Leptomeningeal anti-tumor immunity follows unique signaling principles

About this publication:

Utilizing the LeviCell® 1.0 system, Jan Remsik, PhD, PharmD, and colleagues successfully refined the proteogenomic analysis of delicate cerebrospinal fluid samples from leptomeningeal metastasis (LM) models via CITE-seq. The breakthrough discovery that dendritic cells, guided by IFN-γ, are central to the innate immune response against leptomeningeal metastasis presents a promising direction for new therapies, highlighting the power of Levitation Technology™ in advancing cancer research.
Publication summary

Leptomeningeal metastasis (LM) involves an intricate interaction between metastatic cancer and immune cells within the cerebrospinal fluid (CSF)-filled leptomeninges. Through single-cell transcriptional and proteomic profiling of clinical samples, Jan Remsik, PhD, and colleagues identified IFN-γ as a crucial mediator in the anti-cancer response within the leptomeningeal space. Interestingly, the growth suppressive action of leptomeningeal IFN-γ does not engage macrophages but instead targets dendritic cells. These dendritic cells instigate anti-cancer activities in an antigen-independent way, generating signals vital for the cytotoxic action of natural killer cells. The work underscores a shift in understanding LM-specific cancer cell-immune cell dynamics, indicating that the innate immune system, rather than the adaptive immune system, predominantly controls leptomeningeal metastatic cancer cell growth. These findings suggest a promising avenue for therapies engaging dendritic and natural killer cells as potential strategies to address this challenging cancer type.

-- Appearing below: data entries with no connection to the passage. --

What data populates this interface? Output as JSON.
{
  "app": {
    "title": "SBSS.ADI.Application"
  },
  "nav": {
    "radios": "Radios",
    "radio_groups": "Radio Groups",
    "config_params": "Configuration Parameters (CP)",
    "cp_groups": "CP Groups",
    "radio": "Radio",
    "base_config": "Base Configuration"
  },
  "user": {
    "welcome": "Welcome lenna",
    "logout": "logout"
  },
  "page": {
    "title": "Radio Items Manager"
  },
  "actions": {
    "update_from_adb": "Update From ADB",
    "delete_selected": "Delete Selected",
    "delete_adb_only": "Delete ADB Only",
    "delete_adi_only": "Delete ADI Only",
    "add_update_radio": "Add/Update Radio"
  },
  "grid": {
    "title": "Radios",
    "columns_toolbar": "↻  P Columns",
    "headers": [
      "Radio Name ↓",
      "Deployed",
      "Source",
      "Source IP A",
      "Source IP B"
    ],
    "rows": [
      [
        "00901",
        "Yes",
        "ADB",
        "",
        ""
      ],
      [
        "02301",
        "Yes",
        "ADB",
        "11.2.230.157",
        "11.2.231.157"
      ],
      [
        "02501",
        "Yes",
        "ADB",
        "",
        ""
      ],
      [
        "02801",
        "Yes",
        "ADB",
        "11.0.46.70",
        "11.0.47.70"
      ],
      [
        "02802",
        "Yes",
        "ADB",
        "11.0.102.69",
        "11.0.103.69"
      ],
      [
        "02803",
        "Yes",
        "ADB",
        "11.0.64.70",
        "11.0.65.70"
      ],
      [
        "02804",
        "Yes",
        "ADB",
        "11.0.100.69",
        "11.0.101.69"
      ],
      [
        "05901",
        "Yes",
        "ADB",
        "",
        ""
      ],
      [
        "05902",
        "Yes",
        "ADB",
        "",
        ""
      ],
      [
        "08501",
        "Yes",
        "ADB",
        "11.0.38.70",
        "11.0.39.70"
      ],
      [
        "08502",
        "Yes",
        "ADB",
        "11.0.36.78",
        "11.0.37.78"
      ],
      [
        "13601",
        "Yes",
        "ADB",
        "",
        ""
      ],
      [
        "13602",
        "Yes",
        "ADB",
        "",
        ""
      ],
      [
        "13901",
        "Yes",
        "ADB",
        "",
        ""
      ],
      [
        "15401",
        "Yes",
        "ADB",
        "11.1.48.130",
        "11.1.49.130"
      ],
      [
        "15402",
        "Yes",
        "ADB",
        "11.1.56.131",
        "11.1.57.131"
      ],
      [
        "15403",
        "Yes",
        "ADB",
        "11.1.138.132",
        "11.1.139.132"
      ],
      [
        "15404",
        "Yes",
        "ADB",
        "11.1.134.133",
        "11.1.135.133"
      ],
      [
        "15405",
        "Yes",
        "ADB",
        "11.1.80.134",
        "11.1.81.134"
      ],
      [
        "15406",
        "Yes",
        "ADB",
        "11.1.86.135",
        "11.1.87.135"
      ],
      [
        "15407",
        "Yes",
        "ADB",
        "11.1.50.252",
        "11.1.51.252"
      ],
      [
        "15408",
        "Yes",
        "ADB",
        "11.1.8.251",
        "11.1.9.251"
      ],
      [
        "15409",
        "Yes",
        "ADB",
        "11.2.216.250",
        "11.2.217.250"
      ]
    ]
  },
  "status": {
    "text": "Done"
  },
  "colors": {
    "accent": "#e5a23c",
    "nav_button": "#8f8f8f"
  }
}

Levitation Technology effectively preserves fragile cell subtypes

CSF samples from human subjects and mouse models with LM disease encompass many cell types. Identifying and studying these cell types is imperative for discovering new biomarkers and potential treatments. However, CSF sample processing is plagued by numerous challenges, including low cell counts, rapid cell death post-extraction, and the presence of sample debris. Standard sample viability improvement methods do not address all of these challenges. In addition, standard methods inadvertently alter cell states, which could lead to inaccurate biological conclusions. By using the LeviCell® 1.0 system to remove dead cells and debris from scarce cells from CSF samples, Remsik et al. could increase the quality of these fragile samples for scRNA-seq and CITE-seq analyses without jeopardizing cell type representation and their native states. This resulted in high-quality data from all cell types within the enriched sample, including sensitive dendritic cells and neutrophils. The accurate representation of the cell types and their expression levels was proven critical to the study, given the involvement of delicate dendritic cells in the novel elucidated mechanism to control metastasis, providing new opportunities for biomarker identification in the future.